Simply put, in a global economy the laws of supply and demand hold true for foreign currency trades just anything else. So think about it for a moment: if the interest increase, that means that short term investments will adjust accordingly, and thus investment into Canadian financial instruments look better compared to other countries. As such, you’d find an increase in demand for the CDN currency thereby driving up the price.
If the Canadian dollar is around par with the American Greenback, then keeping the interest rate unchanged won’t cause a short term jump in demand for CDN $. If the bank were to increase interest rates then you’d certainly see a spike in appreciation for the CDN $ vs. the USD $. Canadians would be paying less for American dollars, our exports would be more expensive, but we’d be able to import more.
So as it stands the Bank of Canada doesn’t mind the higher dollar as it gives another strong reason why they can keep the interest rate unchanged for at least another quarter.
Today inflation data was released and it showed that inflation (a number that measures the overall change in a ‘basket’ of good) has increased beyond the 2% target of the Bank.
What does that mean and why does that increase inflation? To put simply (in theory), when prices increase that means you need MORE cash to buy the same thing. Thus you will demand (domestically and those abroad buying here) MORE cash. Increase in demand reduces supply of domestic currency and as such an appreciation occurs in the short term.

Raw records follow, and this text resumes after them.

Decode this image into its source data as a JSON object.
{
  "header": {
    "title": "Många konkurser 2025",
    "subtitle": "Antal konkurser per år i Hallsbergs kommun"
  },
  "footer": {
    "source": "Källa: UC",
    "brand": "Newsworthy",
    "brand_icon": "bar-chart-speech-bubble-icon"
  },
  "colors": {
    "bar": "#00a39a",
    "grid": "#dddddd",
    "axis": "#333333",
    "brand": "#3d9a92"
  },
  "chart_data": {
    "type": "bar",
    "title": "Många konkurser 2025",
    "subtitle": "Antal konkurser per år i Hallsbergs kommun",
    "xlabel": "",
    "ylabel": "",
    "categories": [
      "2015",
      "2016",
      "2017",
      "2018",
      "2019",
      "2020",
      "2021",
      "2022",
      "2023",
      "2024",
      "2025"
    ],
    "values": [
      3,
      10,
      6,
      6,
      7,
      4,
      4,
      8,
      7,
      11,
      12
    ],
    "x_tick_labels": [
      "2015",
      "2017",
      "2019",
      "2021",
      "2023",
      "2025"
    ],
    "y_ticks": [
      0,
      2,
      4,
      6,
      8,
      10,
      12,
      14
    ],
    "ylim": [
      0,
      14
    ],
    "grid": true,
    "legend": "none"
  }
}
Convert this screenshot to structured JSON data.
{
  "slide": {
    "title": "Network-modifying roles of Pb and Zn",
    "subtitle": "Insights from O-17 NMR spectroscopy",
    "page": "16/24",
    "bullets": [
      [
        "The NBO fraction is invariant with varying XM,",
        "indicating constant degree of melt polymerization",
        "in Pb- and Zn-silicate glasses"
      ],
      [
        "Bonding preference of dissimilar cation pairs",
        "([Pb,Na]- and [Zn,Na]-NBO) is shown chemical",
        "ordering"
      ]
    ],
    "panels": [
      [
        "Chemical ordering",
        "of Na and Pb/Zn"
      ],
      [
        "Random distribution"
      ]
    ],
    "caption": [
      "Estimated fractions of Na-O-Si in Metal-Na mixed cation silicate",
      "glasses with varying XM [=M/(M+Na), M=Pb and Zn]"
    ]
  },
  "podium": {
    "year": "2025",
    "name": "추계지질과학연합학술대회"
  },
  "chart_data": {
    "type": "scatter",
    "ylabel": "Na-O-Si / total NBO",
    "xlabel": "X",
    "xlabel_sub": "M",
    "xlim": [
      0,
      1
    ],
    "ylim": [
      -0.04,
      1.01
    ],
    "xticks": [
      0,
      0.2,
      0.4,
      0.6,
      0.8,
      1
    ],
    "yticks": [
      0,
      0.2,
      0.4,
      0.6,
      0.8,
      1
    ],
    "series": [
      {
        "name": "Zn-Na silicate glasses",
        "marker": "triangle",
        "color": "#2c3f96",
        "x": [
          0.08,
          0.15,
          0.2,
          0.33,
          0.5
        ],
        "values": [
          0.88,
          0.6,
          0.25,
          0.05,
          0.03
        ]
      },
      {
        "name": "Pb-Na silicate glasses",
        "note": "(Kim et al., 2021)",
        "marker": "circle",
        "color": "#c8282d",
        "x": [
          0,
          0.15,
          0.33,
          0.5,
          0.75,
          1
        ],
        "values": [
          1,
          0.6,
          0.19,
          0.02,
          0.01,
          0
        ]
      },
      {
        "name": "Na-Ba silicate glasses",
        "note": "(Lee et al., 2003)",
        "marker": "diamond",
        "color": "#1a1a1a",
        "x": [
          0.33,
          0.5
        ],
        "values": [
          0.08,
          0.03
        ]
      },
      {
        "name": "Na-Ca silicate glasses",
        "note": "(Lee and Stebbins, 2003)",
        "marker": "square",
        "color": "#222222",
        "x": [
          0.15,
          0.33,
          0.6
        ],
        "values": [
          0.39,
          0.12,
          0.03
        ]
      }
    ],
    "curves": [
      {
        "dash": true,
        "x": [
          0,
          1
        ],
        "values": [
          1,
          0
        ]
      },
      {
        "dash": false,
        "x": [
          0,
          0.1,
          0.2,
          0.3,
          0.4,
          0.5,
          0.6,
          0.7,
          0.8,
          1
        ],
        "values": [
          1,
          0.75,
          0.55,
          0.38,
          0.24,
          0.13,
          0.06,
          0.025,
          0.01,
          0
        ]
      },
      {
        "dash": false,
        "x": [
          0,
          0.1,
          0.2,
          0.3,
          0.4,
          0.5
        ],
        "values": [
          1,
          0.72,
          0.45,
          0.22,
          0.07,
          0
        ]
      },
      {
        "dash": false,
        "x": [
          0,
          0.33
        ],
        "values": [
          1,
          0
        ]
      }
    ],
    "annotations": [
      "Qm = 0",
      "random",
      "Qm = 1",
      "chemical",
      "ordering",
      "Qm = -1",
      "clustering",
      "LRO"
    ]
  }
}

Now, that may be in the very short term, however, what happens if the price index goes up too much? 2% is the target for the Bank, since it’s above that means prices are increasing rapidly. The economy may be growing to fast essentially. Big purchases like houses may need a cool off. How would you do that? Simply increasing interest rates. But wouldn’t that appreciate the currency? Yes!
So now we have a conundrum. If the bank increases interest rates to slow down inflation and prevent the economy from growing bigger than can be sustained then the currency will appreciate. If they don’ move the currency stays the same, and then the economy grows at a faster rate (while keeping the export sector a bit happier).